Some financially strapped farmers seek allies to increase clout
| Chicago
Protesting farmers are working to cultivate a few more good friends. * On Nov. 1, about 2,500 people in Waterloo, Iowa, turned out for a meeting arranged by a coalition of farm protest groups. Some 150 farmers were joined by unemployed union workers and low-income residents. About half the crowd was black.
* The same day in Virginia, Minn., 175 people attended a dinner and forum aimed at cementing alliances between farmers and steelworkers unions in the area , which have been hit hard by unemployment.
These are the latest of a growing number of attempts at coalition-building by disgruntled farming organizations. They seek to elicit support from union workers, environmentalists, antinuclear protestors, and blacks.
Their message, in the words of Donald Murphy: ''If you eat three times a day, you're part of agriculture.''
Farm protests are nothing new in the United States. Mr. Murphy is one of the founders in Illinois of the American Agricultural Movement, which spearheaded the farm tractorcade to Washington in 1979.
These farmers - seeking help for economic problems brought on by drought, high interest rates, and several years of low crop prices - are interested in stronger voter clout.
These demands for more government intervention do not represent the mainstream of farm groups, such as the American Farm Bureau Federation, which is calling for less federal involvement.
But with a presidential election next year, the pitch of the protest is rising.
''The farmers can't elect a dogcatcher in the US anymore, 'cause there aren't enough of us,'' Murphy says. ''If we don't band together now, we're all going to be out of business.''
The banding together could produce some strange bedfellows, however.
The North American Farm Alliance has reportedly made several contacts with Jesse L. Jackson, the newly announced black presidential candidate, to seek common ground. Protest organizers admit they have an uphill battle to fight if they expect to influence the 1984 elections.

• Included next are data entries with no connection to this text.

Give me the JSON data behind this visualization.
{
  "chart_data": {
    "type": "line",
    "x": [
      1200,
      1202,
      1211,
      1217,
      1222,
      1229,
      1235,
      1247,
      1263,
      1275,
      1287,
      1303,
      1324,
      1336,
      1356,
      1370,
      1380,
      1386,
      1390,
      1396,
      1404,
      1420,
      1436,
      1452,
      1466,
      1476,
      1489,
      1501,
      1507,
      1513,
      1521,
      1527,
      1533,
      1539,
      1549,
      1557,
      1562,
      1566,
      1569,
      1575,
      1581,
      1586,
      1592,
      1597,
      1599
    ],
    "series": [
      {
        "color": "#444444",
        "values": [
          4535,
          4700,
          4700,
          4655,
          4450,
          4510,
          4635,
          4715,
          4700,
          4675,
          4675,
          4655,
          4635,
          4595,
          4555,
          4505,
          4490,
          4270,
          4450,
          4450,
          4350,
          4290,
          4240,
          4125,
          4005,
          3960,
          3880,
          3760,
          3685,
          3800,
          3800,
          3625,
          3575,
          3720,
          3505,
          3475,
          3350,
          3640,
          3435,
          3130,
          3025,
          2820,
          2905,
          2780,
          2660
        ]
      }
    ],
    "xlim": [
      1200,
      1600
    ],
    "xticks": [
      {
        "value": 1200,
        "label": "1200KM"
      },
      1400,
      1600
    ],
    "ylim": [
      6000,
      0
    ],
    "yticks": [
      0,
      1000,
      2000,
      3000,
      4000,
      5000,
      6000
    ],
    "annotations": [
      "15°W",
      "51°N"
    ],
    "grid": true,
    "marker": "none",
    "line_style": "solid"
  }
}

''It's really building bridges where there have been some very large gaps,'' says Daniel Levitas, research consultant with Rural America, a nonprofit educational and advocacy group in Des Moines, Iowa.
The Iowa Farm Unity Coalition, for example, includes state affiliates of his organization, the National Farmers Organization, the Catholic Rural Life Conference, the United Automobile Workers, among others.

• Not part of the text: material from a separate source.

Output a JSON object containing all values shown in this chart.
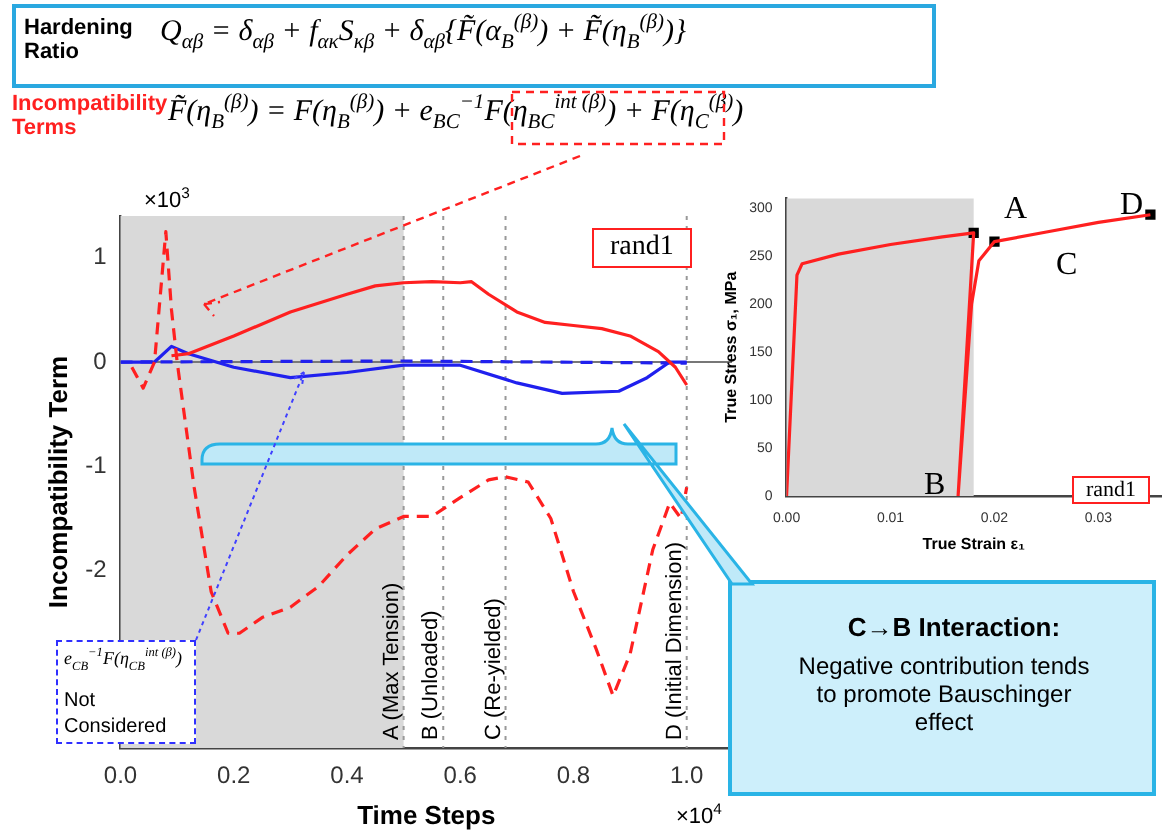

Rural paramilitary groups have tried to latch on to the movement, too, but they are becoming discredited, observers say. Farmers were appalled by the brutal killing of two Minnesota bankers this fall, apparently by a farmer dispossessed of his land. No paramilitary group is known to have been connected with the incident.
The biggest problem may not lie in building coalitions, however, but in organizing the farmers themselves, who have a broad array of interests and tend to be a hardy, independent lot.

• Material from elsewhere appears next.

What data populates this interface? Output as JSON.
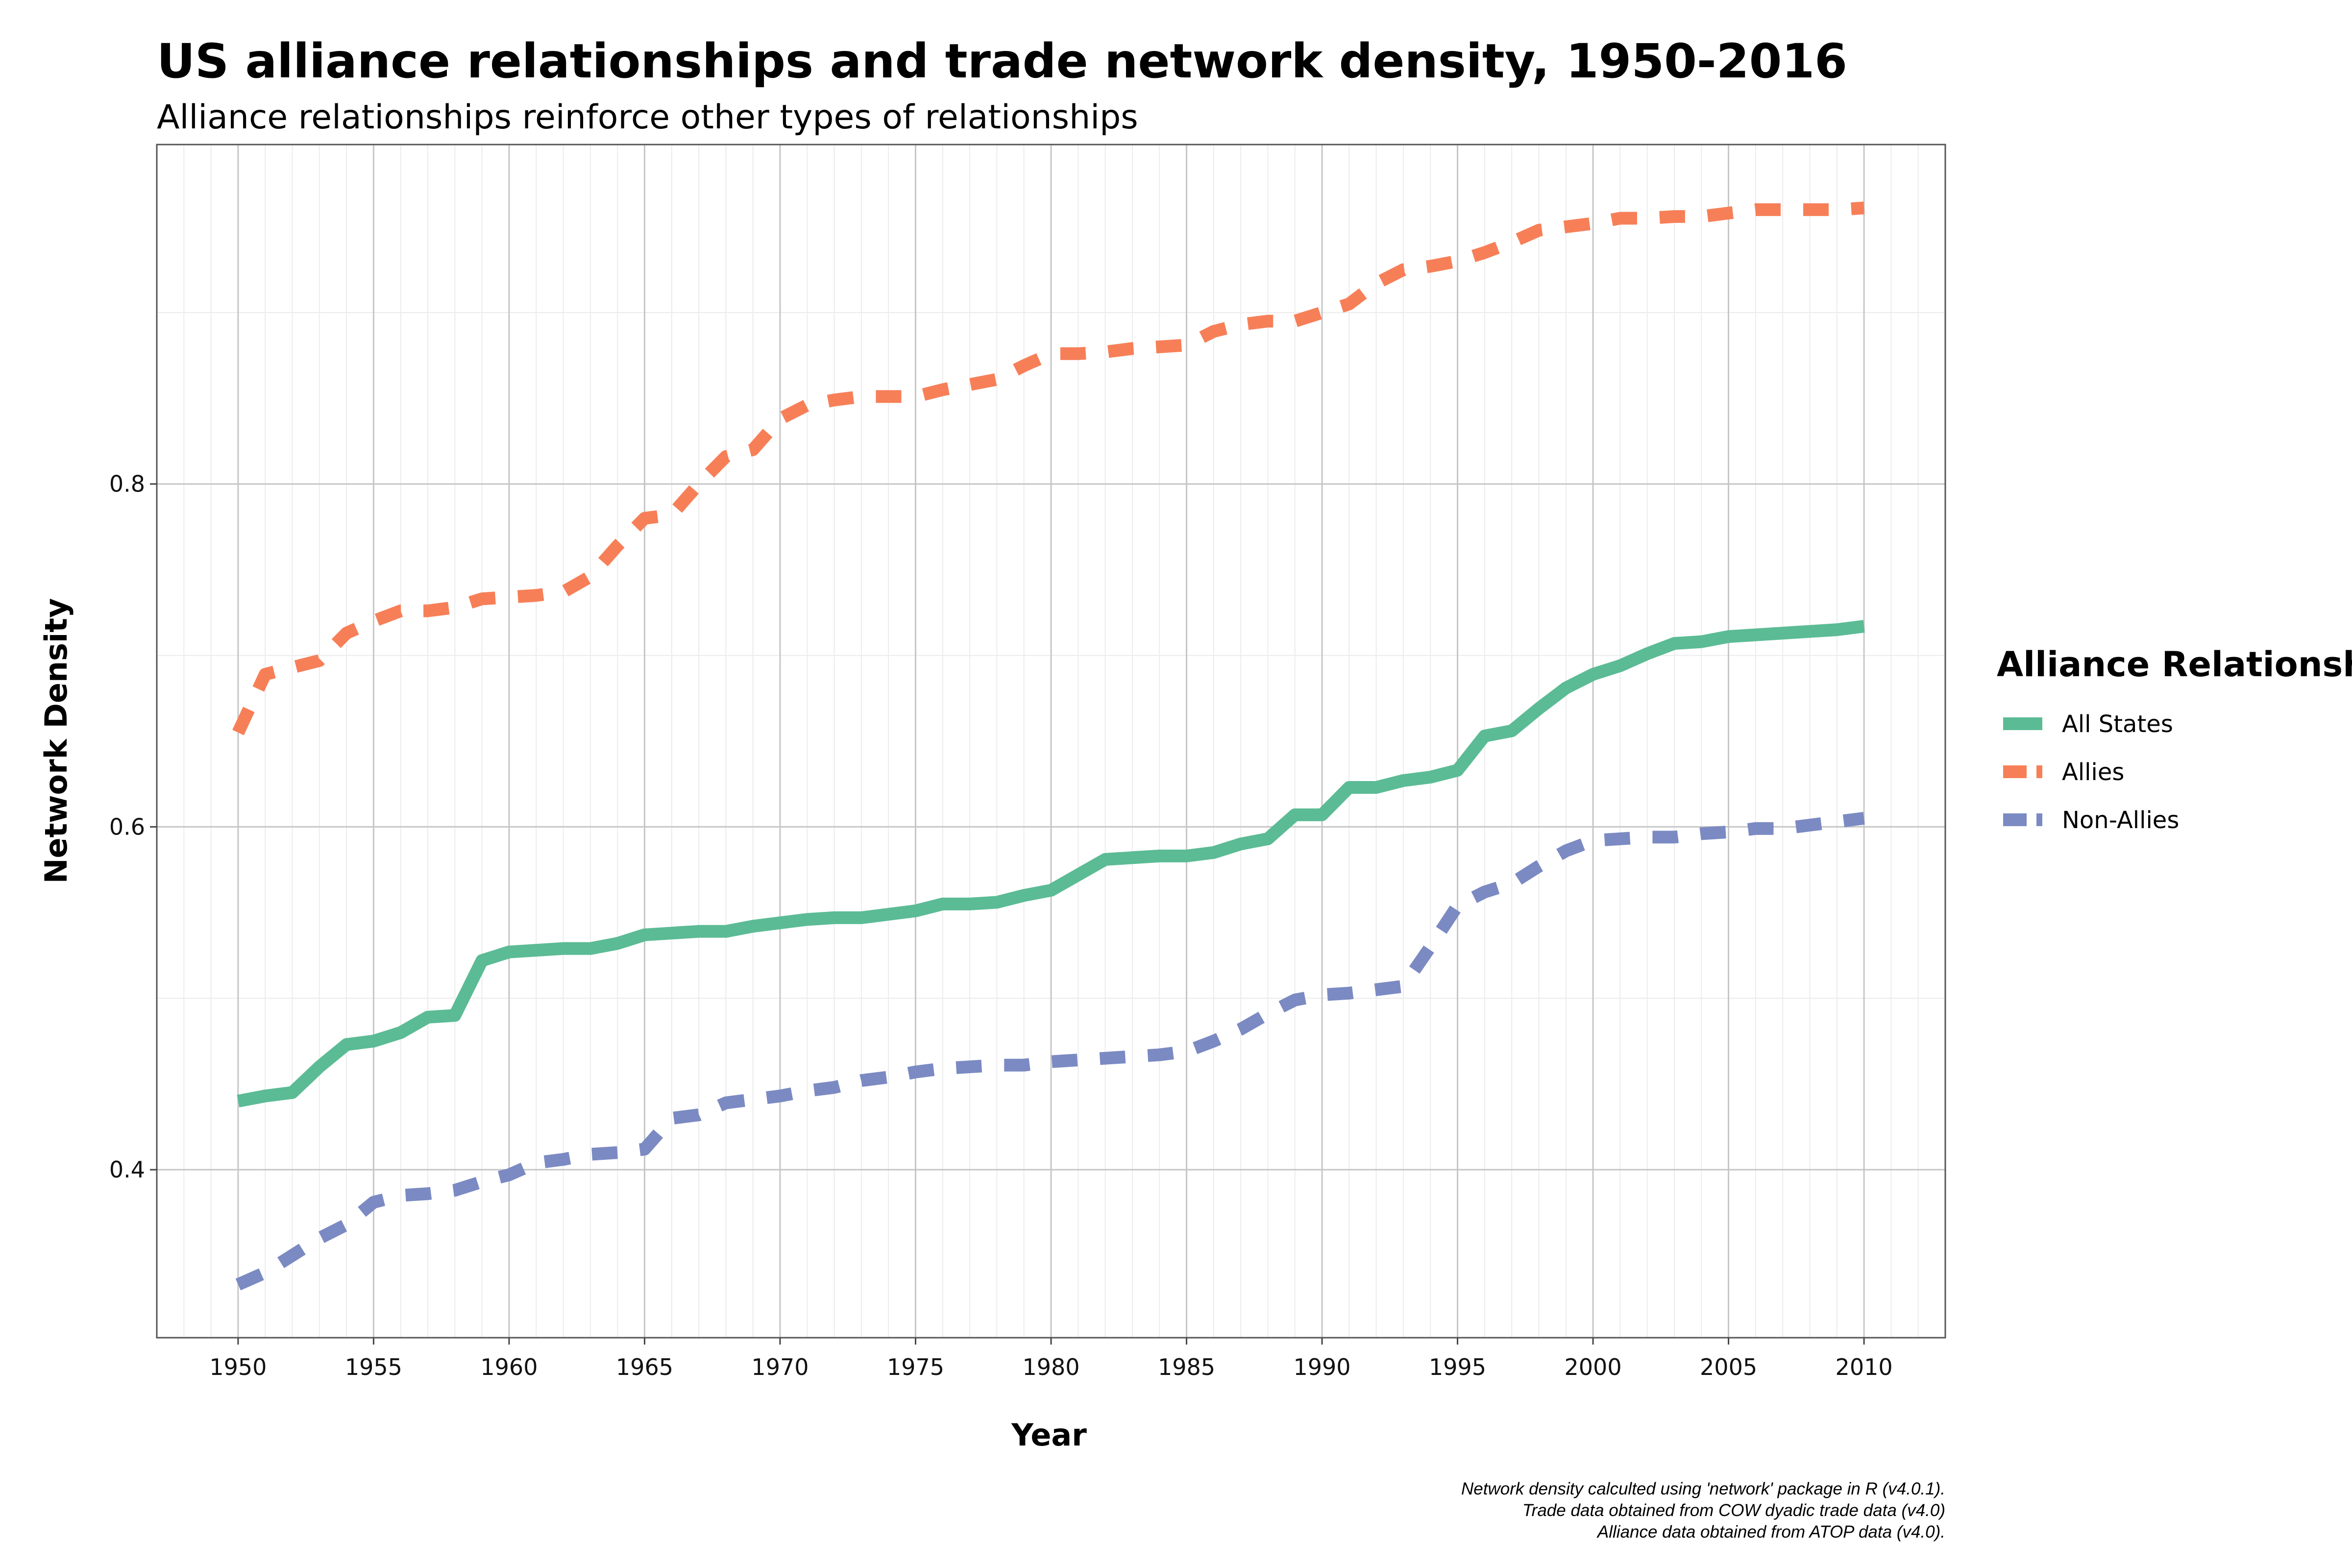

Marty Strange, codirector for the Center for Rural Affairs in Nebraska, sees three main groups: well-established farmers content to remain well established; new or marginal farmers hurt by a combination of drought, low farm prices, and high interest rates; and the so-called ''young tigers,'' who borrowed heavily to become big-time farmers during the 1970s, when the US geared up for a food-export boom that never materialized.
The protest movement draws strength from elements of these last two groups, he says. The ''young tigers,'' hurt by falling land prices and jittery lenders, are often the most vocal supporters of government intervention.
''There's a real close call to whether we can afford to bail out that kind of behavior,'' says Mr. Strange, whose organization represents small commercial farmers. His group is specifically urging that farm relief be targeted to family-sized farms, while the other groups talk about general farm relief.
In essence, most protest groups ''want regulation during the hard times, but will they support it in the good times?'' he asks. ''That's a test that farm protest movements have failed in the past.''
In Illinois, for example, protest organizing has been limited, observers say, probably because farmers here generally seem to be better off than in some other states.
''Generally speaking, the worse you're hurt, the louder you yell,'' says Harold Dodd, president of the Illinois Farmers Union in Springfield.
And in this state, as well as in the mainstream of US farmers, there doesn't appear to be too much yelling yet.